ECLI:NL:RBHAA:2010:BM5923
Rechtbank Haarlem
- Eerste aanleg - enkelvoudig
- Rechtspraak.nl
Vordering tot vaststelling van de verdeling van een nalatenschap en veroordeling tot medewerking aan de verdeling
In deze zaak vordert eiseres, een van de gerechtigden in de nalatenschap van erflaatster, dat de verdeling van de nalatenschap wordt vastgesteld. Eiseres stelt dat gedaagde, eveneens gerechtigd in de nalatenschap, opzettelijk gelden heeft zoekgemaakt of aan de nalatenschap heeft onttrokken. De kantonrechter oordeelt dat er geen bewijs is van opzettelijk verzwijgen of verborgen houden van goederen die tot de nalatenschap behoren. De verdeling van de nalatenschap wordt conform de wettelijke verdeling vastgesteld, waarbij eiseres en gedaagde ieder ¼ deel van de nalatenschap toebedeeld krijgen, en de overige erven ieder 1/12 deel.

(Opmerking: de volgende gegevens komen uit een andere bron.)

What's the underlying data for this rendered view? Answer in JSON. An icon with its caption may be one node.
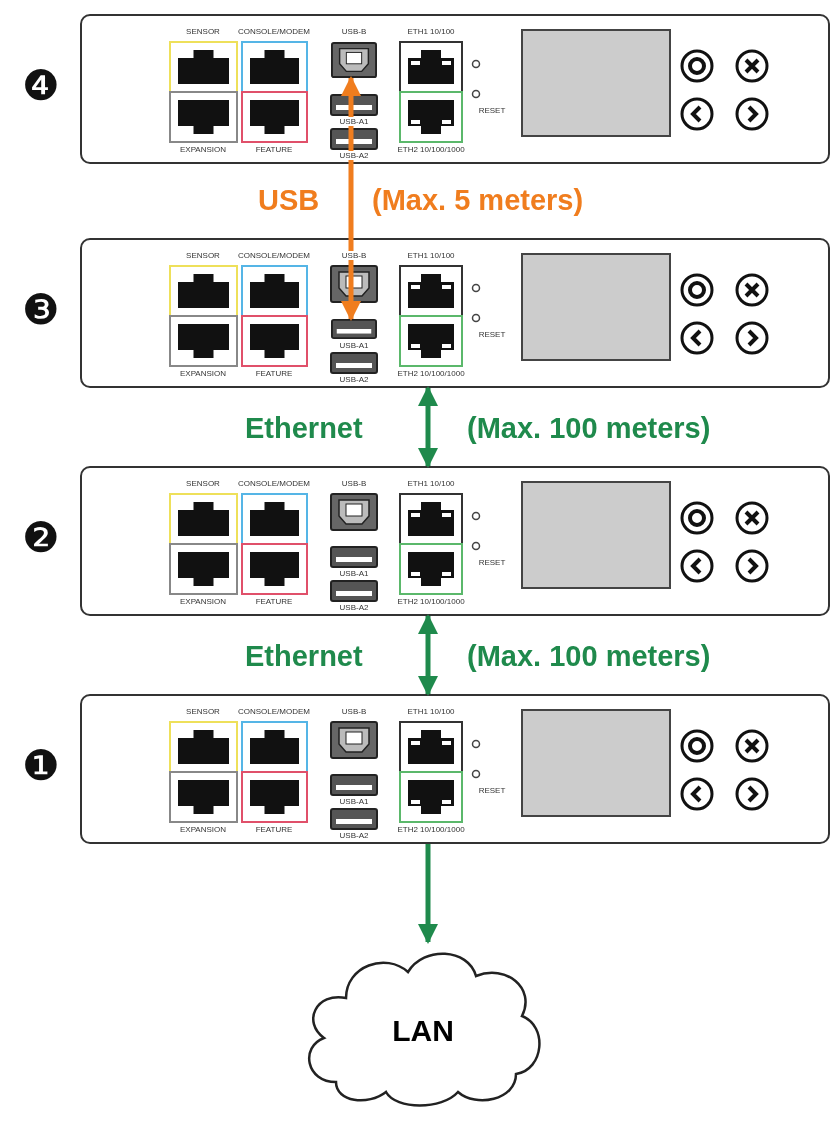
{
  "diagram": {
    "nodes": [
      {
        "text": [
          "SENSOR",
          "CONSOLE/MODEM",
          "USB-B",
          "ETH1 10/100",
          "EXPANSION",
          "FEATURE",
          "USB-A1",
          "USB-A2",
          "ETH2 10/100/1000",
          "RESET"
        ],
        "beside": [
          "❹"
        ]
      },
      {
        "text": [],
        "shape": "box",
        "in": 0
      },
      {
        "text": [
          "SENSOR",
          "CONSOLE/MODEM",
          "USB-B",
          "ETH1 10/100",
          "EXPANSION",
          "FEATURE",
          "USB-A1",
          "USB-A2",
          "ETH2 10/100/1000",
          "RESET"
        ],
        "beside": [
          "❸"
        ]
      },
      {
        "text": [],
        "shape": "box",
        "in": 2
      },
      {
        "text": [
          "SENSOR",
          "CONSOLE/MODEM",
          "USB-B",
          "ETH1 10/100",
          "EXPANSION",
          "FEATURE",
          "USB-A1",
          "USB-A2",
          "ETH2 10/100/1000",
          "RESET"
        ],
        "beside": [
          "❷"
        ]
      },
      {
        "text": [
          "SENSOR",
          "CONSOLE/MODEM",
          "USB-B",
          "ETH1 10/100",
          "EXPANSION",
          "FEATURE",
          "USB-A1",
          "USB-A2",
          "ETH2 10/100/1000",
          "RESET"
        ],
        "beside": [
          "❶"
        ]
      },
      {
        "text": [
          "LAN"
        ]
      }
    ],
    "edges": [
      {
        "from": 1,
        "to": 3,
        "arrow": "both",
        "color": "#f07d1e"
      },
      {
        "from": 2,
        "to": 4,
        "arrow": "both"
      },
      {
        "from": 4,
        "to": 5,
        "arrow": "both"
      },
      {
        "from": 5,
        "to": 6,
        "arrow": "to"
      }
    ],
    "labels": [
      "USB",
      "(Max. 5 meters)",
      "Ethernet",
      "(Max. 100 meters)",
      "Ethernet",
      "(Max. 100 meters)"
    ]
  }
}
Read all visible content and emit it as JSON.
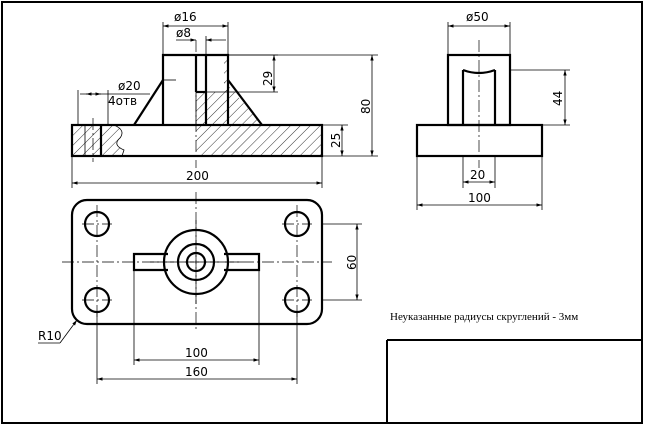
{
  "front_view": {
    "dims": {
      "d16": "ø16",
      "d8": "ø8",
      "h29": "29",
      "h80": "80",
      "d20": "ø20",
      "holes": "4отв",
      "h25": "25",
      "w200": "200"
    }
  },
  "side_view": {
    "dims": {
      "d50": "ø50",
      "h44": "44",
      "w20": "20",
      "w100": "100"
    }
  },
  "top_view": {
    "dims": {
      "h60": "60",
      "r10": "R10",
      "w100": "100",
      "w160": "160"
    }
  },
  "note": "Неуказанные радиусы скруглений - 3мм"
}
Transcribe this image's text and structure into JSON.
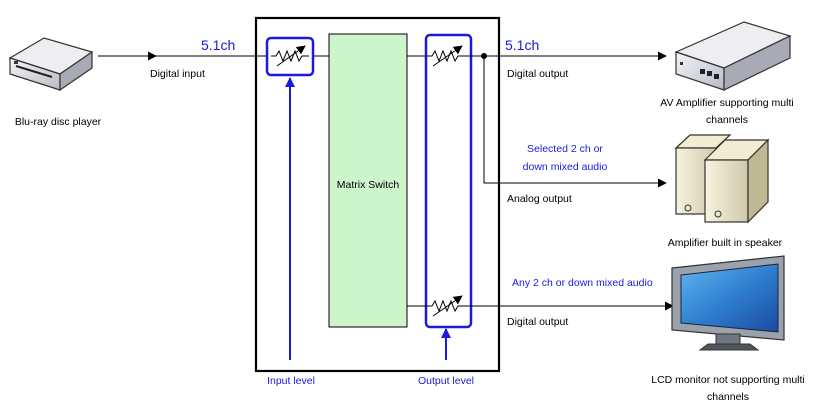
{
  "colors": {
    "accent_blue": "#1a1adf",
    "matrix_fill": "#ccf5cc",
    "line": "#000000"
  },
  "devices": {
    "bluray": {
      "label": "Blu-ray disc player",
      "icon": "bluray-player-icon"
    },
    "av_amp": {
      "label_line1": "AV Amplifier supporting multi",
      "label_line2": "channels",
      "icon": "av-amplifier-icon"
    },
    "speaker": {
      "label": "Amplifier built in speaker",
      "icon": "speaker-icon"
    },
    "lcd": {
      "label_line1": "LCD monitor not supporting multi",
      "label_line2": "channels",
      "icon": "lcd-monitor-icon"
    }
  },
  "signals": {
    "digital_input": "Digital input",
    "input_format": "5.1ch",
    "output_format": "5.1ch",
    "digital_output_top": "Digital output",
    "analog_output": "Analog output",
    "digital_output_bottom": "Digital output",
    "selected_line1": "Selected 2 ch or",
    "selected_line2": "down mixed audio",
    "any_2ch": "Any 2 ch or down mixed audio"
  },
  "matrix": {
    "label": "Matrix Switch"
  },
  "levels": {
    "input": "Input level",
    "output": "Output level"
  }
}
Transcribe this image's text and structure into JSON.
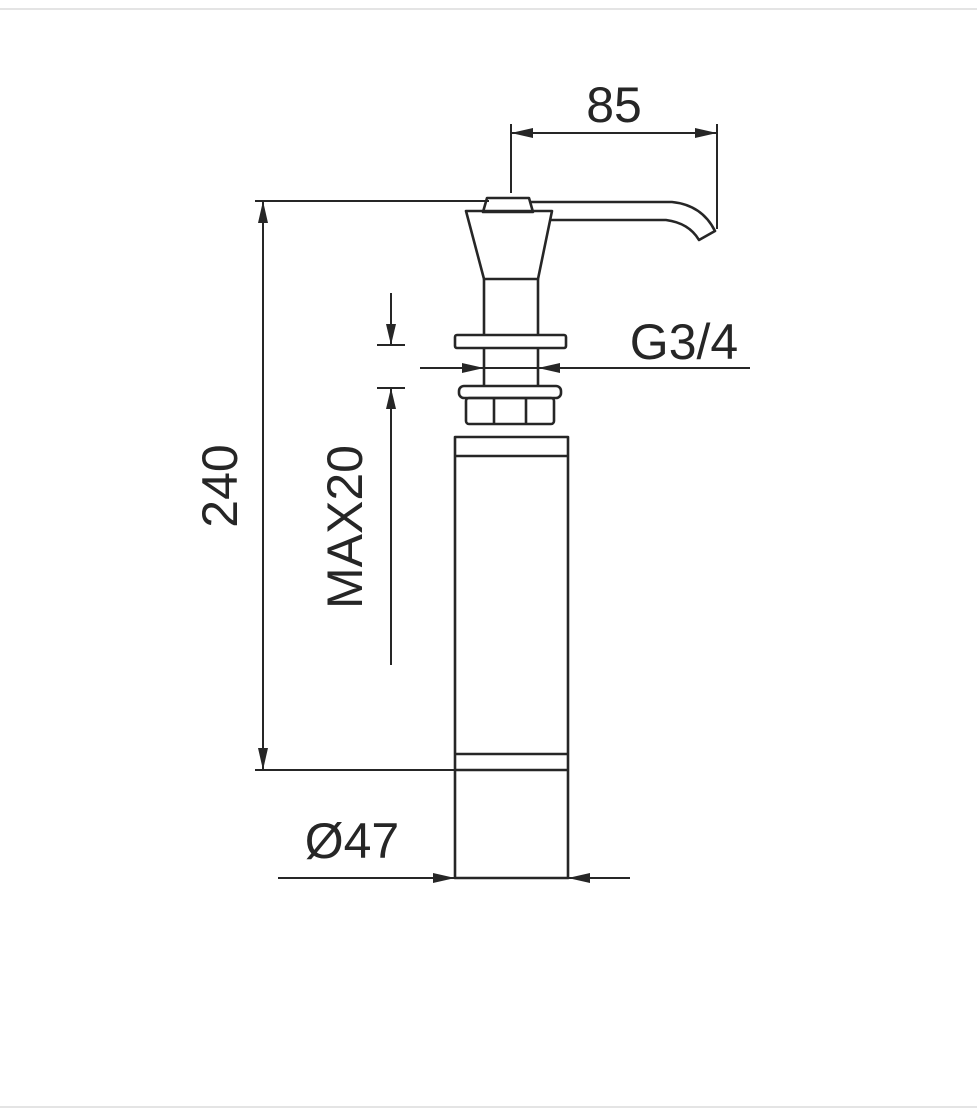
{
  "page": {
    "background_color": "#ffffff",
    "frame_line_color": "#dcdcdc"
  },
  "drawing": {
    "line_color": "#262626",
    "cap_fill_color": "#8f8f8f",
    "dimensions": {
      "spout_reach": "85",
      "overall_height": "240",
      "thread_size": "G3/4",
      "max_counter_thickness": "MAX20",
      "bottle_diameter": "Ø47"
    }
  }
}
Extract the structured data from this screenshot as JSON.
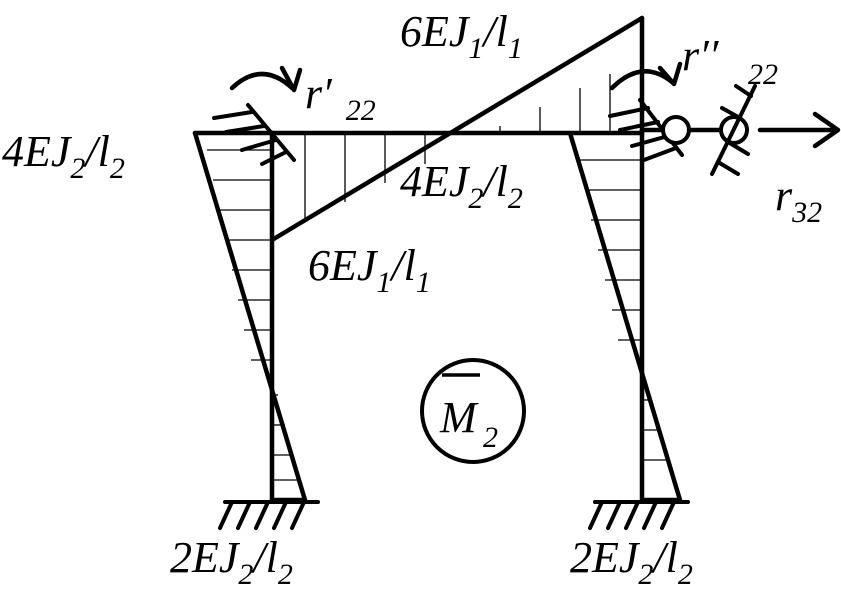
{
  "diagram": {
    "title_symbol": "M",
    "title_subscript": "2",
    "labels": {
      "top_left_moment": {
        "base": "4EJ",
        "s1": "2",
        "mid": "/l",
        "s2": "2"
      },
      "top_right_apex": {
        "base": "6EJ",
        "s1": "1",
        "mid": "/l",
        "s2": "1"
      },
      "beam_left_low": {
        "base": "6EJ",
        "s1": "1",
        "mid": "/l",
        "s2": "1"
      },
      "beam_right_mid": {
        "base": "4EJ",
        "s1": "2",
        "mid": "/l",
        "s2": "2"
      },
      "bottom_left": {
        "base": "2EJ",
        "s1": "2",
        "mid": "/l",
        "s2": "2"
      },
      "bottom_right": {
        "base": "2EJ",
        "s1": "2",
        "mid": "/l",
        "s2": "2"
      },
      "r_prime": {
        "base": "r",
        "prime": "′",
        "sub": "22"
      },
      "r_double_prime": {
        "base": "r",
        "prime": "′′",
        "sub": "22"
      },
      "r32": {
        "base": "r",
        "sub": "32"
      }
    }
  }
}
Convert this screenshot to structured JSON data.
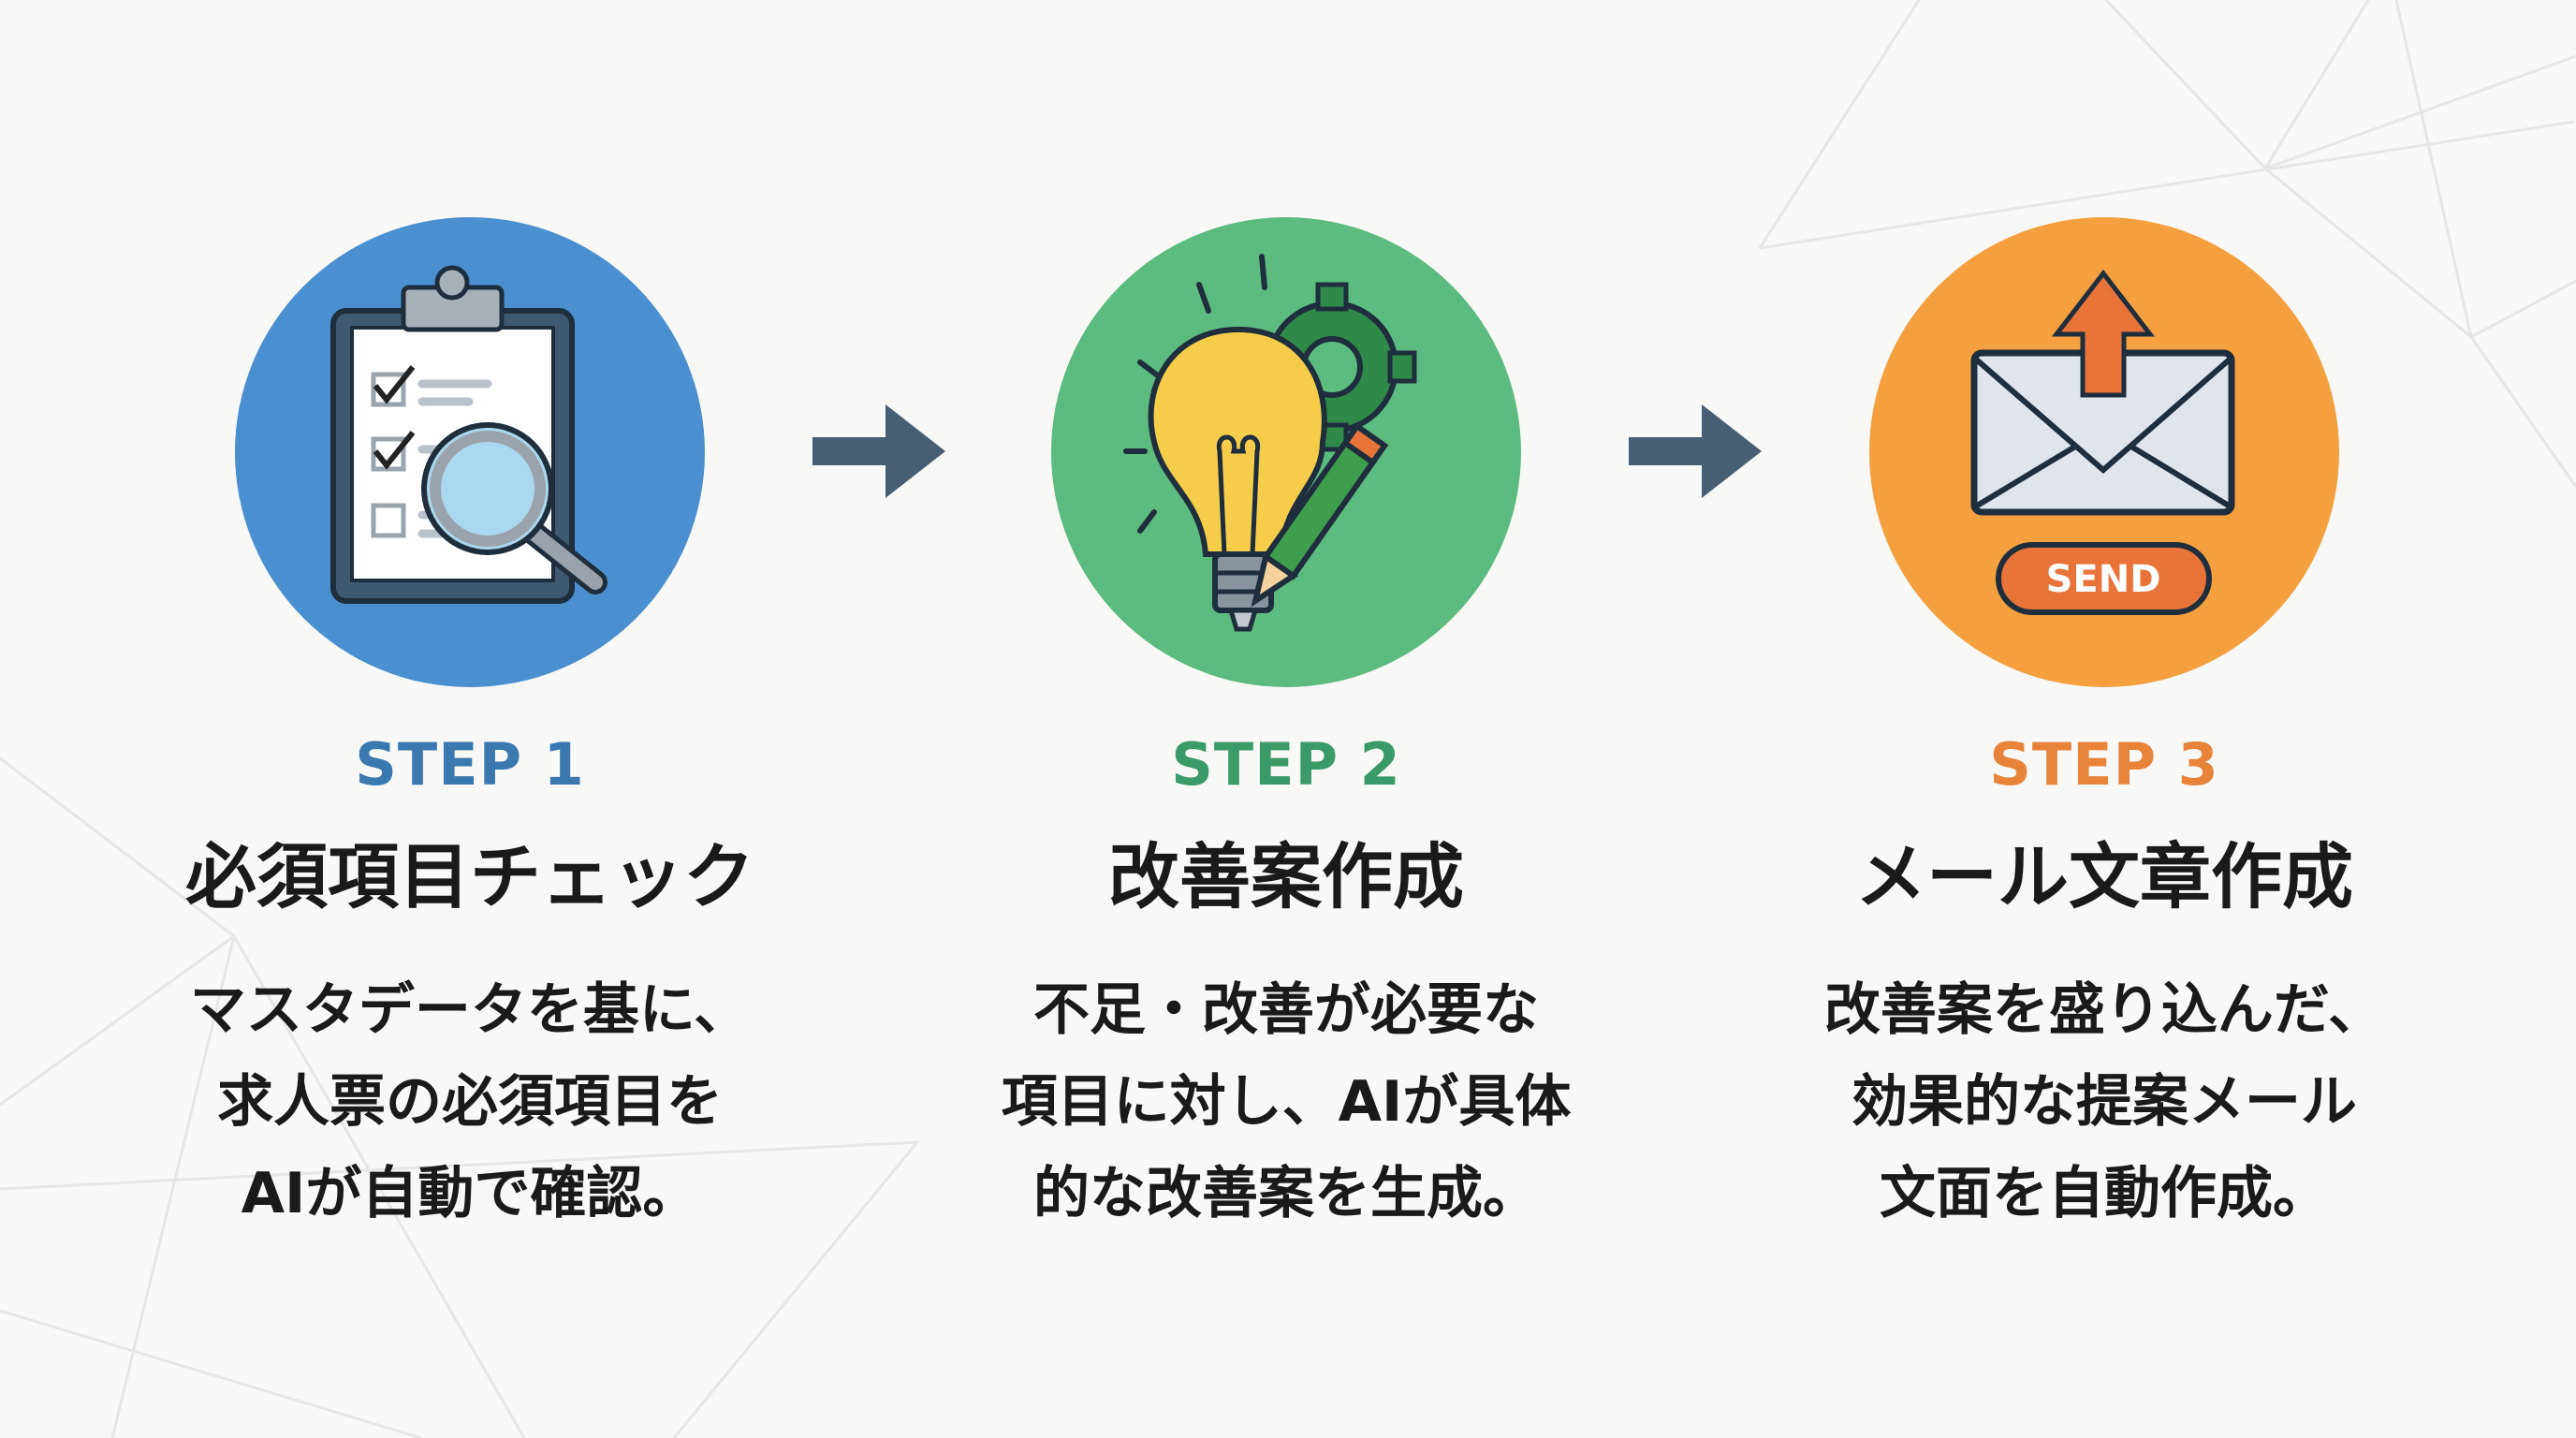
{
  "colors": {
    "step1": "#4a8fcf",
    "step2": "#5cbb7e",
    "step3": "#f4a03e",
    "label1": "#3a78b0",
    "label2": "#3a9a68",
    "label3": "#e8843a",
    "arrow": "#475f74"
  },
  "steps": [
    {
      "label": "STEP 1",
      "title": "必須項目チェック",
      "icon": "clipboard-magnifier-icon",
      "lines": [
        "マスタデータを基に、",
        "求人票の必須項目を",
        "AIが自動で確認。"
      ]
    },
    {
      "label": "STEP 2",
      "title": "改善案作成",
      "icon": "lightbulb-gear-pencil-icon",
      "lines": [
        "不足・改善が必要な",
        "項目に対し、AIが具体",
        "的な改善案を生成。"
      ]
    },
    {
      "label": "STEP 3",
      "title": "メール文章作成",
      "icon": "envelope-send-icon",
      "send_label": "SEND",
      "lines": [
        "改善案を盛り込んだ、",
        "効果的な提案メール",
        "文面を自動作成。"
      ]
    }
  ]
}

Gedaagde wordt veroordeeld tot het verlenen van medewerking aan de verdeling en de opheffing van de Fortis rekening, maar de vordering tot het verbeuren van zijn aandeel wordt afgewezen. De procedure begon met dagvaarding op 17 september 2009, en na verschillende schriftelijke reacties en een beoordeling van de feiten, concludeert de kantonrechter dat gedaagde niet onrechtmatig heeft gehandeld. De kantonrechter wijst de vordering tot betaling van een bedrag van € 3.796,78 toe, vermeerderd met wettelijke rente, en bepaalt dat de proceskosten worden gecompenseerd. Dit vonnis is uitgesproken op 12 mei 2010.